Thakur slams ICC boss Manohar for deserting BCCI
GREATER NOIDA: The Indian cricket board president Anurag Thakur launched a no-holds-barred attack on predecessor Shashank Manohar on Saturday, accusing the latter of failing to deliver as a BCCI head and instead deserting it at the time of crisis to take over as the International Cricket Council (ICC) chairman.
Reacting to Manohar’s media comments that his priority was to take care of ICC’s interests, Thakur said the former left the BCCI when it was waging a battle in the wake of the Justice RM Lodha committee report for root-and-branch reforms.
The BCCI and ICC have been at loggerheads with the influential Indian board opposing the plan for a two-tier Test system on grounds that it would affect the weaker cricket nations. That also spelt the end, at least for the time being, a plan floated by the ICC to get overseas TV rights of bilateral series and sell it as a bundle. The BCCI has also questioned the money sanctioned by the Manohar-led body to the England board for staging the 2017 Champions Trophy.

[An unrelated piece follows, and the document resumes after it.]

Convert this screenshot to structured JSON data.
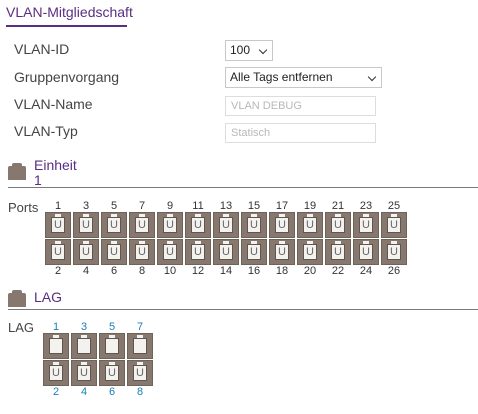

Manohar said: “I have to serve the ICC’s interests because it’s my duty as the independent chairman of the ICC to look at the best interests of the ICC and not to promote the interests of any individual country.”
While the BCCI’s anger against Manohar has been made plain this week, Thakur didn’t mince words. “It doesn’t matter if I am disappointed with the ICC chairman’s statement or not,” Thakur said on the sidelines of the Duleep Trophy final in Greater Noida. “I have to convey the feeling of BCCI members as the president of the board. The member feels today that when the board needed Mr Shashank Manohar as president, he left it in the middle of things. It is like the captain leaving the sinking ship. He was expected to deliver. But nevertheless, what has happened has happened.”
CHANGING STATUTE
“You need to understand one thing, how the ICC constitution got changed. Amendments were made. That time Mr Manohar was in the board. He made certain changes and amendments. As a president of the board, he should have taken into confidence all the members of BCCI. The amendments were made and he became the independent chairman (of ICC). Once he became the independent chairman, he left the BCCI when it needed him the most,” Thakur said.
“Today, when he (Manohar) says he has got nothing to do with BCCI, it is the same BCCI that has given him the platform to become ICC chairman. BCCI is one of the most important stakeholders of the ICC today.”